Thanks to all for the great info regarding primary coil design.  Having
built my
first TC over 35 years ago (jr high school) from a Popular Electronics or
Science
article - and clearly not knowing what I was doing, I've had an urge - ever
since
- to build another.  I've just finished the secondary.    This has proven
to be an
extremely informative web site.  Thanks again.
Larry

Tesla List wrote:

> Original Poster: "Barton B. Anderson" <mopar-at-uswest-dot-net>
>
> Larry,
>
> A flat, conical, or vertical primary can ALL over-couple or under-couple.
The
> main advantage of a flat primary is it's "distance" away from the top
> terminal,
> thus, there is less likely a tendency to strike the primary (of course,
it can
> still happen). If one builds a vertical or cone primary in an attempt to
> couple
> more energy to the secondary LC, they will gain nothing over a flat
primary. A
> flat primary can couple just as much energy to the secondary and even
> couple too
> much.
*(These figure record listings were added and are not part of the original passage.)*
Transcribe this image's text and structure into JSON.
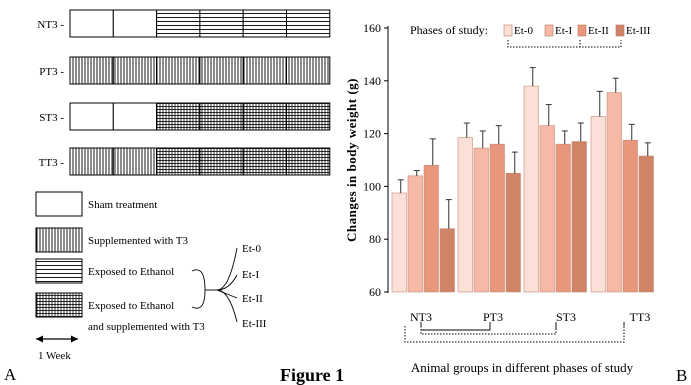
{
  "panel_a": {
    "label": "A",
    "rows": [
      {
        "name": "NT3 -",
        "segments": [
          "sham",
          "sham",
          "ethanol",
          "ethanol",
          "ethanol",
          "ethanol"
        ]
      },
      {
        "name": "PT3 -",
        "segments": [
          "t3",
          "t3",
          "t3",
          "t3",
          "t3",
          "t3"
        ]
      },
      {
        "name": "ST3 -",
        "segments": [
          "sham",
          "sham",
          "ethanol_t3",
          "ethanol_t3",
          "ethanol_t3",
          "ethanol_t3"
        ]
      },
      {
        "name": "TT3 -",
        "segments": [
          "t3",
          "t3",
          "ethanol_t3",
          "ethanol_t3",
          "ethanol_t3",
          "ethanol_t3"
        ]
      }
    ],
    "legend": [
      {
        "pattern": "sham",
        "label": "Sham treatment"
      },
      {
        "pattern": "t3",
        "label": "Supplemented with T3"
      },
      {
        "pattern": "ethanol",
        "label": "Exposed to Ethanol"
      },
      {
        "pattern": "ethanol_t3",
        "label": "Exposed to Ethanol"
      }
    ],
    "legend_extra": "and supplemented with T3",
    "phases": [
      "Et-0",
      "Et-I",
      "Et-II",
      "Et-III"
    ],
    "week_label": "1 Week"
  },
  "figure_label": "Figure 1",
  "chart_data": {
    "type": "bar",
    "panel_label": "B",
    "ylabel": "Changes in body weight (g)",
    "xlabel": "Animal groups in different phases of study",
    "ylim": [
      60,
      160
    ],
    "yticks": [
      60,
      80,
      100,
      120,
      140,
      160
    ],
    "categories": [
      "NT3",
      "PT3",
      "ST3",
      "TT3"
    ],
    "legend_title": "Phases of study:",
    "legend_position": "top",
    "series": [
      {
        "name": "Et-0",
        "color": "#fbe0d8",
        "values": [
          97.5,
          118.5,
          138,
          126.5
        ],
        "errors": [
          5,
          5.5,
          7,
          9.5
        ]
      },
      {
        "name": "Et-I",
        "color": "#f5b9a5",
        "values": [
          104,
          114.5,
          123,
          135.5
        ],
        "errors": [
          2,
          6.5,
          8,
          5.5
        ]
      },
      {
        "name": "Et-II",
        "color": "#e8967c",
        "values": [
          108,
          116,
          116,
          117.5
        ],
        "errors": [
          10,
          7,
          5,
          6
        ]
      },
      {
        "name": "Et-III",
        "color": "#cf8467",
        "values": [
          84,
          105,
          117,
          111.5
        ],
        "errors": [
          11,
          8,
          7,
          5
        ]
      }
    ]
  }
}
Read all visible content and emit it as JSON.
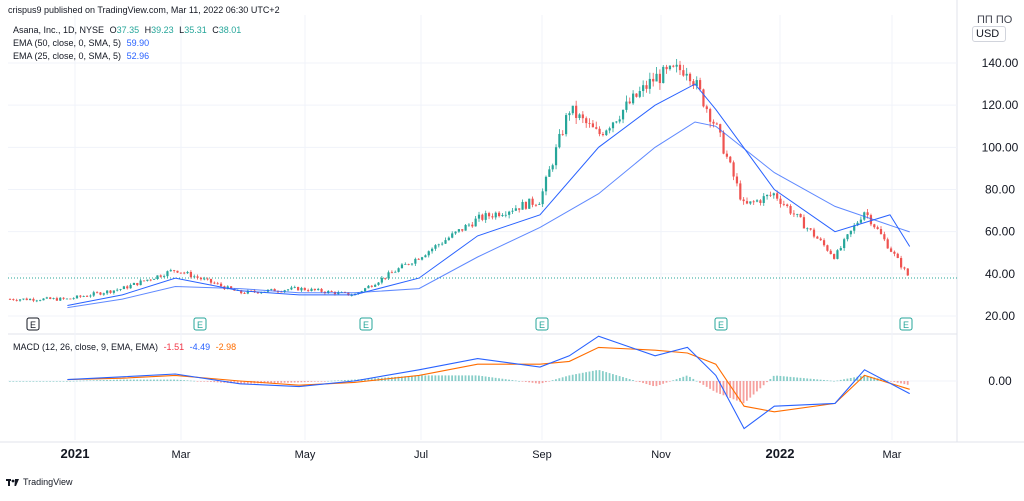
{
  "publisher": "crispus9 published on TradingView.com, Mar 11, 2022 06:30 UTC+2",
  "legend": {
    "symbol": "Asana, Inc., 1D, NYSE",
    "open_label": "O",
    "open": "37.35",
    "high_label": "H",
    "high": "39.23",
    "low_label": "L",
    "low": "35.31",
    "close_label": "C",
    "close": "38.01",
    "ema50_label": "EMA (50, close, 0, SMA, 5)",
    "ema50_value": "59.90",
    "ema25_label": "EMA (25, close, 0, SMA, 5)",
    "ema25_value": "52.96"
  },
  "macd_legend": {
    "label": "MACD (12, 26, close, 9, EMA, EMA)",
    "hist": "-1.51",
    "macd": "-4.49",
    "signal": "-2.98"
  },
  "currency": "USD",
  "currency_partial": "ПП ПО",
  "footer_logo": "TradingView",
  "colors": {
    "up": "#26a69a",
    "down": "#ef5350",
    "ema": "#2962ff",
    "signal": "#ff6d00",
    "grid": "#f0f3fa",
    "text": "#131722",
    "border": "#e0e3eb"
  },
  "chart_data": [
    {
      "type": "candlestick",
      "title": "Asana, Inc., 1D, NYSE",
      "x_tick_labels": [
        "2021",
        "Mar",
        "May",
        "Jul",
        "Sep",
        "Nov",
        "2022",
        "Mar"
      ],
      "y_tick_labels": [
        "140.00",
        "120.00",
        "100.00",
        "80.00",
        "60.00",
        "40.00",
        "20.00"
      ],
      "ylim": [
        12,
        162
      ],
      "last_price": 38.01,
      "earnings_markers": [
        "E",
        "E",
        "E",
        "E",
        "E",
        "E"
      ],
      "grid": "on",
      "series": [
        {
          "name": "EMA (50, close, 0, SMA, 5)",
          "x": [
            "2020-12-31",
            "2021-01-29",
            "2021-02-26",
            "2021-03-31",
            "2021-04-30",
            "2021-05-28",
            "2021-06-30",
            "2021-07-30",
            "2021-08-31",
            "2021-09-30",
            "2021-10-29",
            "2021-11-19",
            "2021-11-30",
            "2021-12-31",
            "2022-01-31",
            "2022-02-28",
            "2022-03-10"
          ],
          "values": [
            24,
            28,
            34,
            33,
            31,
            31,
            33,
            48,
            62,
            78,
            100,
            112,
            110,
            88,
            72,
            63,
            59.9
          ]
        },
        {
          "name": "EMA (25, close, 0, SMA, 5)",
          "x": [
            "2020-12-31",
            "2021-01-29",
            "2021-02-26",
            "2021-03-31",
            "2021-04-30",
            "2021-05-28",
            "2021-06-30",
            "2021-07-30",
            "2021-08-31",
            "2021-09-30",
            "2021-10-29",
            "2021-11-19",
            "2021-11-30",
            "2021-12-31",
            "2022-01-31",
            "2022-02-28",
            "2022-03-10"
          ],
          "values": [
            25,
            30,
            38,
            32,
            30,
            30,
            38,
            58,
            68,
            100,
            120,
            130,
            118,
            80,
            60,
            68,
            52.96
          ]
        }
      ],
      "approx_close": {
        "x": [
          "2020-12-31",
          "2021-01-29",
          "2021-02-26",
          "2021-03-31",
          "2021-04-30",
          "2021-05-28",
          "2021-06-30",
          "2021-07-30",
          "2021-08-31",
          "2021-09-15",
          "2021-09-30",
          "2021-10-29",
          "2021-11-15",
          "2021-11-30",
          "2021-12-15",
          "2021-12-31",
          "2022-01-31",
          "2022-02-15",
          "2022-03-10"
        ],
        "values": [
          28,
          33,
          42,
          31,
          33,
          30,
          48,
          66,
          75,
          118,
          106,
          133,
          138,
          110,
          72,
          78,
          48,
          70,
          38
        ]
      }
    },
    {
      "type": "line",
      "title": "MACD (12, 26, close, 9, EMA, EMA)",
      "ylabel": "",
      "y_tick_labels": [
        "0.00"
      ],
      "series": [
        {
          "name": "MACD",
          "values": [
            0.5,
            1.5,
            2.5,
            -1,
            -2,
            0,
            4,
            8,
            5,
            9,
            16,
            9,
            12,
            2,
            -17,
            -9,
            -8,
            4,
            -4.49
          ]
        },
        {
          "name": "Signal",
          "values": [
            0.5,
            1,
            2,
            0,
            -1.5,
            -0.5,
            2,
            6,
            6,
            7,
            12,
            11,
            10,
            6,
            -9,
            -11,
            -8,
            2,
            -2.98
          ]
        },
        {
          "name": "Histogram",
          "values": [
            0,
            0.5,
            0.5,
            -1,
            -0.5,
            0.5,
            2,
            2,
            -1,
            2,
            4,
            -2,
            2,
            -4,
            -8,
            2,
            0,
            2,
            -1.51
          ]
        }
      ]
    }
  ]
}
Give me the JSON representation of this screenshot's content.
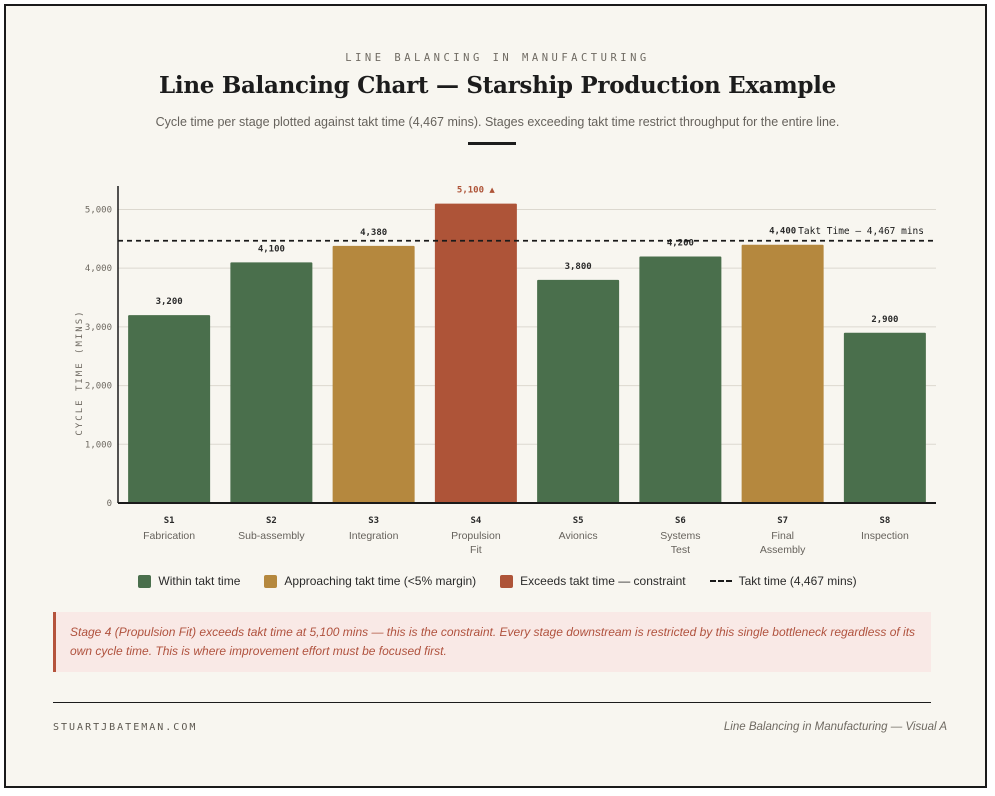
{
  "header": {
    "eyebrow": "LINE BALANCING IN MANUFACTURING",
    "title": "Line Balancing Chart — Starship Production Example",
    "subtitle": "Cycle time per stage plotted against takt time (4,467 mins). Stages exceeding takt time restrict throughput for the entire line."
  },
  "chart_data": {
    "type": "bar",
    "title": "Line Balancing Chart — Starship Production Example",
    "ylabel": "CYCLE TIME (MINS)",
    "xlabel": "",
    "ylim": [
      0,
      5400
    ],
    "yticks": [
      0,
      1000,
      2000,
      3000,
      4000,
      5000
    ],
    "ytick_labels": [
      "0",
      "1,000",
      "2,000",
      "3,000",
      "4,000",
      "5,000"
    ],
    "grid": true,
    "categories": [
      "S1",
      "S2",
      "S3",
      "S4",
      "S5",
      "S6",
      "S7",
      "S8"
    ],
    "category_names": [
      [
        "Fabrication"
      ],
      [
        "Sub-assembly"
      ],
      [
        "Integration"
      ],
      [
        "Propulsion",
        "Fit"
      ],
      [
        "Avionics"
      ],
      [
        "Systems",
        "Test"
      ],
      [
        "Final",
        "Assembly"
      ],
      [
        "Inspection"
      ]
    ],
    "values": [
      3200,
      4100,
      4380,
      5100,
      3800,
      4200,
      4400,
      2900
    ],
    "value_labels": [
      "3,200",
      "4,100",
      "4,380",
      "5,100 ▲",
      "3,800",
      "4,200",
      "4,400",
      "2,900"
    ],
    "status": [
      "within",
      "within",
      "approaching",
      "exceeds",
      "within",
      "within",
      "approaching",
      "within"
    ],
    "takt_time": 4467,
    "takt_label": "Takt Time — 4,467 mins",
    "legend_position": "bottom",
    "colors": {
      "within": "#4a6f4c",
      "approaching": "#b5883e",
      "exceeds": "#ae5438",
      "takt": "#1a1a1a"
    }
  },
  "legend": {
    "within": "Within takt time",
    "approaching": "Approaching takt time (<5% margin)",
    "exceeds": "Exceeds takt time — constraint",
    "takt": "Takt time (4,467 mins)"
  },
  "callout": {
    "text": "Stage 4 (Propulsion Fit) exceeds takt time at 5,100 mins — this is the constraint. Every stage downstream is restricted by this single bottleneck regardless of its own cycle time. This is where improvement effort must be focused first."
  },
  "footer": {
    "left": "STUARTJBATEMAN.COM",
    "right": "Line Balancing in Manufacturing — Visual A"
  }
}
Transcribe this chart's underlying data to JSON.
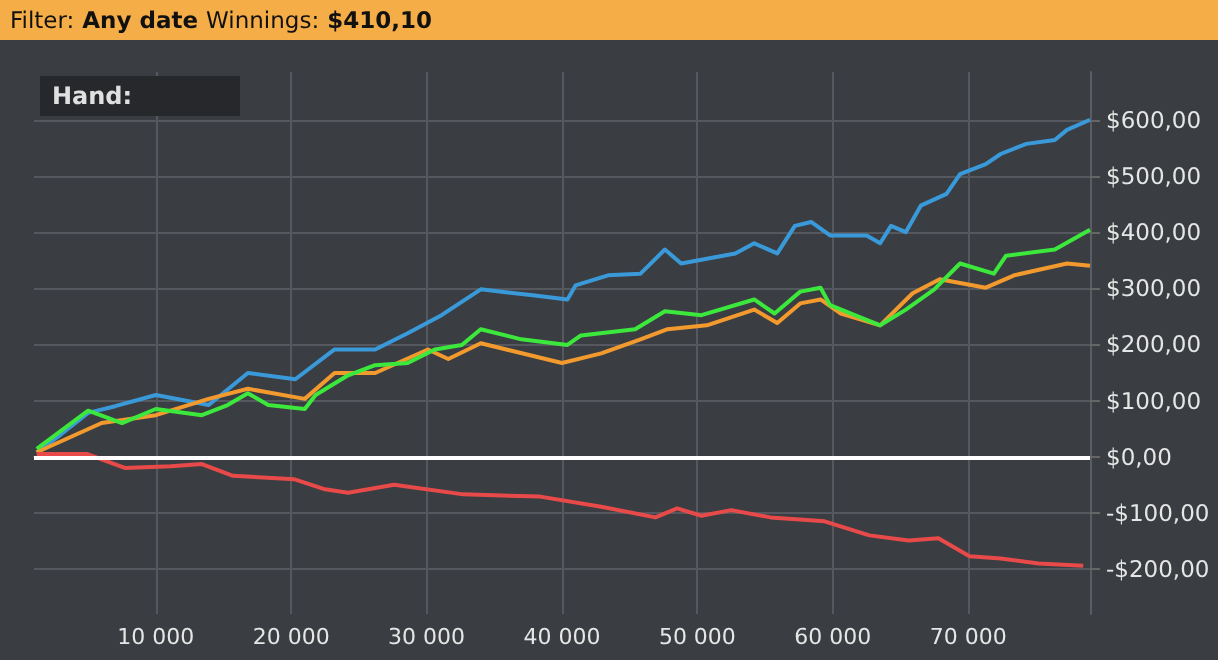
{
  "chart_data": {
    "type": "line",
    "annotations": [
      "Filter:",
      "Any date",
      "Winnings:",
      "$410,10",
      "Hand:"
    ],
    "xlim": [
      1000,
      79000
    ],
    "xticks": [
      {
        "value": 10000,
        "label": "10 000"
      },
      {
        "value": 20000,
        "label": "20 000"
      },
      {
        "value": 30000,
        "label": "30 000"
      },
      {
        "value": 40000,
        "label": "40 000"
      },
      {
        "value": 50000,
        "label": "50 000"
      },
      {
        "value": 60000,
        "label": "60 000"
      },
      {
        "value": 70000,
        "label": "70 000"
      }
    ],
    "ylim": [
      -280,
      685
    ],
    "yticks": [
      {
        "value": -200,
        "label": "-$200,00"
      },
      {
        "value": -100,
        "label": "-$100,00"
      },
      {
        "value": 0,
        "label": "$0,00"
      },
      {
        "value": 100,
        "label": "$100,00"
      },
      {
        "value": 200,
        "label": "$200,00"
      },
      {
        "value": 300,
        "label": "$300,00"
      },
      {
        "value": 400,
        "label": "$400,00"
      },
      {
        "value": 500,
        "label": "$500,00"
      },
      {
        "value": 600,
        "label": "$600,00"
      }
    ],
    "grid": true,
    "ref_lines": [
      {
        "axis": "y",
        "value": 0,
        "color": "#ffffff"
      }
    ],
    "series": [
      {
        "color": "#3a9ad9",
        "x": [
          1200,
          3000,
          5000,
          7000,
          10000,
          13900,
          16800,
          20300,
          23200,
          26200,
          28600,
          31100,
          34000,
          38000,
          40400,
          41000,
          43400,
          45800,
          47600,
          48800,
          52800,
          54200,
          55900,
          57200,
          58400,
          59800,
          62500,
          63500,
          64300,
          65400,
          66500,
          68400,
          69400,
          71300,
          72400,
          74300,
          76400,
          77300,
          79000
        ],
        "values": [
          8,
          40,
          78,
          90,
          110,
          92,
          149,
          138,
          191,
          191,
          220,
          252,
          298,
          287,
          280,
          305,
          323,
          326,
          369,
          344,
          362,
          380,
          362,
          411,
          418,
          394,
          394,
          380,
          411,
          400,
          447,
          468,
          503,
          521,
          539,
          557,
          564,
          582,
          600
        ]
      },
      {
        "color": "#f39a2e",
        "x": [
          1200,
          6000,
          10000,
          13900,
          16800,
          21000,
          23200,
          26200,
          30100,
          31600,
          34000,
          40000,
          42900,
          45800,
          47800,
          50700,
          54200,
          55900,
          57600,
          59100,
          60600,
          63500,
          65900,
          67900,
          71300,
          73400,
          77300,
          79000
        ],
        "values": [
          8,
          60,
          74,
          103,
          121,
          103,
          149,
          149,
          191,
          174,
          202,
          167,
          184,
          209,
          227,
          234,
          262,
          238,
          273,
          280,
          255,
          234,
          291,
          316,
          301,
          323,
          344,
          340
        ]
      },
      {
        "color": "#3de83d",
        "x": [
          1200,
          5000,
          7500,
          10000,
          13400,
          15300,
          16800,
          18300,
          21000,
          21800,
          24200,
          26200,
          28600,
          30600,
          32600,
          34000,
          37000,
          40400,
          41400,
          45400,
          47600,
          50300,
          54200,
          55700,
          57600,
          59100,
          59800,
          63500,
          65400,
          67500,
          69400,
          71900,
          72800,
          76400,
          79000
        ],
        "values": [
          14,
          82,
          60,
          85,
          74,
          92,
          113,
          92,
          85,
          110,
          145,
          163,
          167,
          191,
          199,
          227,
          209,
          199,
          216,
          227,
          259,
          252,
          280,
          255,
          294,
          301,
          270,
          234,
          262,
          298,
          344,
          326,
          358,
          369,
          404
        ]
      },
      {
        "color": "#e84a4a",
        "x": [
          1200,
          4900,
          7700,
          11100,
          13400,
          15700,
          20200,
          22500,
          24200,
          27600,
          32700,
          38400,
          42900,
          46900,
          48500,
          50300,
          52500,
          55400,
          59400,
          62700,
          65600,
          67800,
          70100,
          72400,
          75200,
          78500
        ],
        "values": [
          5,
          5,
          -20,
          -17,
          -13,
          -34,
          -40,
          -58,
          -64,
          -50,
          -67,
          -71,
          -89,
          -108,
          -92,
          -105,
          -95,
          -108,
          -115,
          -140,
          -149,
          -145,
          -177,
          -181,
          -190,
          -194
        ]
      }
    ]
  }
}
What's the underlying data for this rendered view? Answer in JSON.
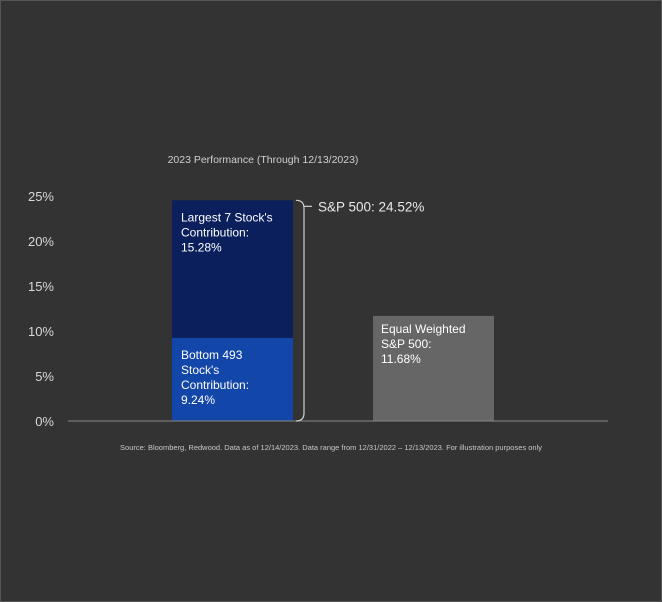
{
  "chart_data": {
    "type": "bar",
    "title": "2023 Performance (Through 12/13/2023)",
    "xlabel": "",
    "ylabel": "",
    "ylim": [
      0,
      25
    ],
    "yticks": [
      {
        "value": 0,
        "label": "0%"
      },
      {
        "value": 5,
        "label": "5%"
      },
      {
        "value": 10,
        "label": "10%"
      },
      {
        "value": 15,
        "label": "15%"
      },
      {
        "value": 20,
        "label": "20%"
      },
      {
        "value": 25,
        "label": "25%"
      }
    ],
    "grid": false,
    "legend": "none",
    "stacked_bar": {
      "segments": [
        {
          "lines": [
            "Bottom 493",
            "Stock's",
            "Contribution:",
            "9.24%"
          ],
          "value": 9.24,
          "color": "#1246a8"
        },
        {
          "lines": [
            "Largest 7 Stock's",
            "Contribution:",
            "15.28%"
          ],
          "value": 15.28,
          "color": "#0a1f5c"
        }
      ],
      "total_label": "S&P 500: 24.52%",
      "total": 24.52
    },
    "single_bar": {
      "lines": [
        "Equal Weighted",
        "S&P 500:",
        "11.68%"
      ],
      "value": 11.68,
      "color": "#666666"
    },
    "source": "Source: Bloomberg, Redwood. Data as of 12/14/2023. Data range from 12/31/2022 – 12/13/2023. For illustration purposes only"
  }
}
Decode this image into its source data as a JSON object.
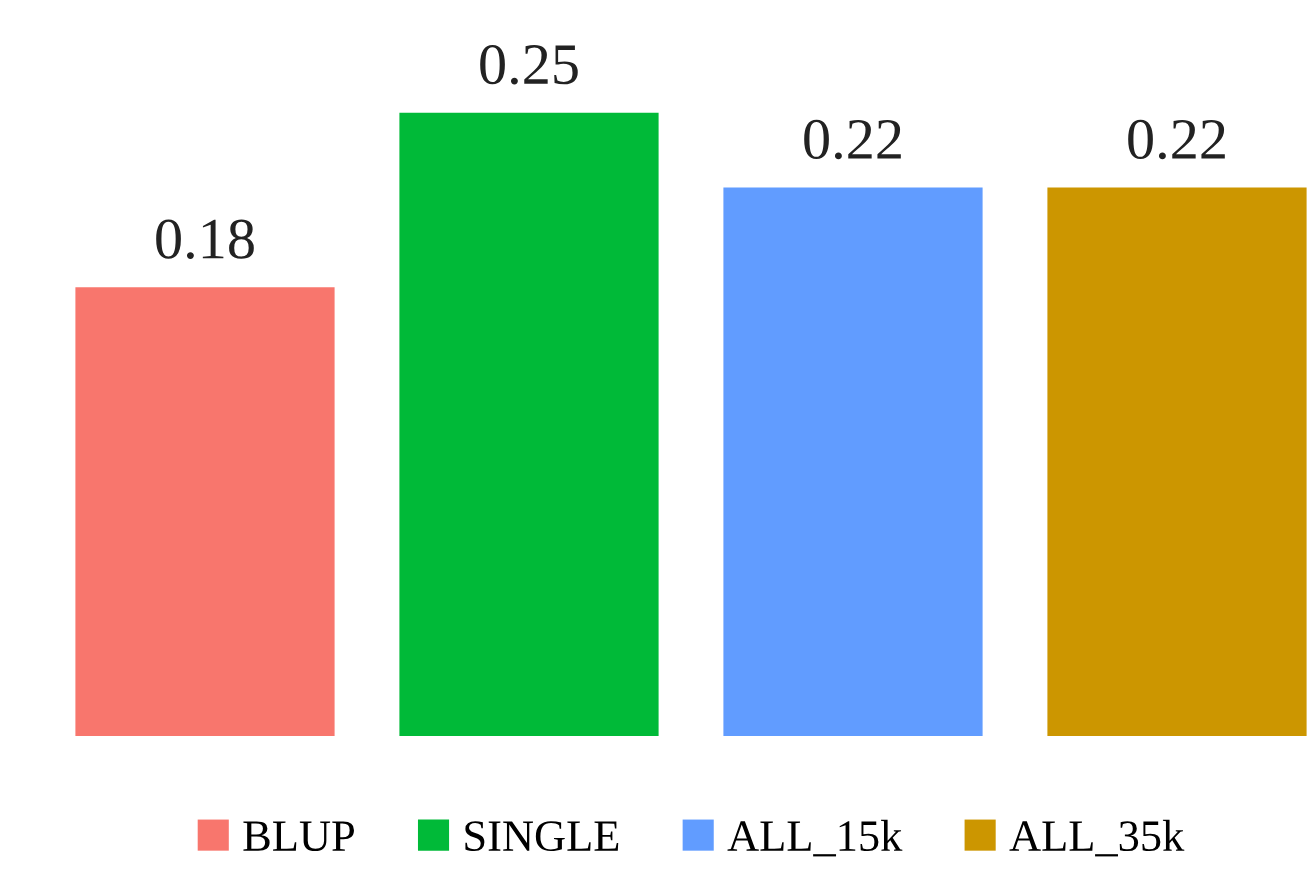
{
  "chart_data": {
    "type": "bar",
    "categories": [
      null
    ],
    "series": [
      {
        "name": "BLUP",
        "color": "#f8766d",
        "values": [
          0.18
        ]
      },
      {
        "name": "SINGLE",
        "color": "#00ba38",
        "values": [
          0.25
        ]
      },
      {
        "name": "ALL_15k",
        "color": "#619cff",
        "values": [
          0.22
        ]
      },
      {
        "name": "ALL_35k",
        "color": "#cc9600",
        "values": [
          0.22
        ]
      }
    ],
    "data_labels": true,
    "legend": "bottom",
    "grid": false
  }
}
As most coils don't couple beyond 0.2, a vertical, conical, or flat
> primary
> can all provide this coefficient.
>
> Bart
>
> Tesla List wrote:
>
> > Original Poster: Larry Fennigkoh <nnttnn-at-mixcom-dot-com>
> >
> > Greetings:
> >
> > A basic question for you seasoned coilers:  why is a the flat spiral
> primary,
> > and lower coupling coefficient, better than a vertical helix or inverted
> > cone??  Seems sort of counter-intuitive . . . don't you want to maximize
> > coupling?  thanks.
> > Larry
> >
> > Tesla List wrote:
> >
> > > Original Poster: "D.C. Cox" <DR.RESONANCE-at-next-wave-dot-net>
> > >
> > > to: Travis
> > >
> > > Power is potential (voltage) x current (amperage).  Therefore,
> > >
> > > 15,000 volts x .030 amps  =  450 watts      (would be twice that with
> 60 ma
> > > xmfr)
> > >
> > > P = E/I  , so   I = P/E , current = power / potential
> > >
> > > If you ignore losses (very slight in this case) you can assume you
need to
> > > put as much power into the xmfr as you will be getting out of the
> secondary
> > > side, so
> > >
> > > Pin   =   Pout
> > >
> > > Transposing,    Pout  =  Pin
> > >
> > > so, if these two are equal then you can assume you also have 450
watts on
> > > the primary side of the xmfr, therefore,
> > >
> > > Pin  =  potential (volts) x current (amps)     again, same as secondary
> > > side, so
> > >
> > > Pin =  E x I ,      I  =  P/E  =  450 watts / 120 volts  =  3.75 amps
> > > primary current draw
> > >
> > > I would suggest a 5 or 6 amp fuse on the primary side for protection.
> > >
> > > Also, if you can't find a 15 kV, 60 ma xmfr just use a 12 kV, 60 ma
xmfr.
> > > They are much easier to find and the output difference will be very
small.
> > >
> > > Hope this helps you out and now you can see how the math is done.
> > >
> > > DR.RESONANCE-at-next-wave-dot-net
> > >
> > > ----------
> > snip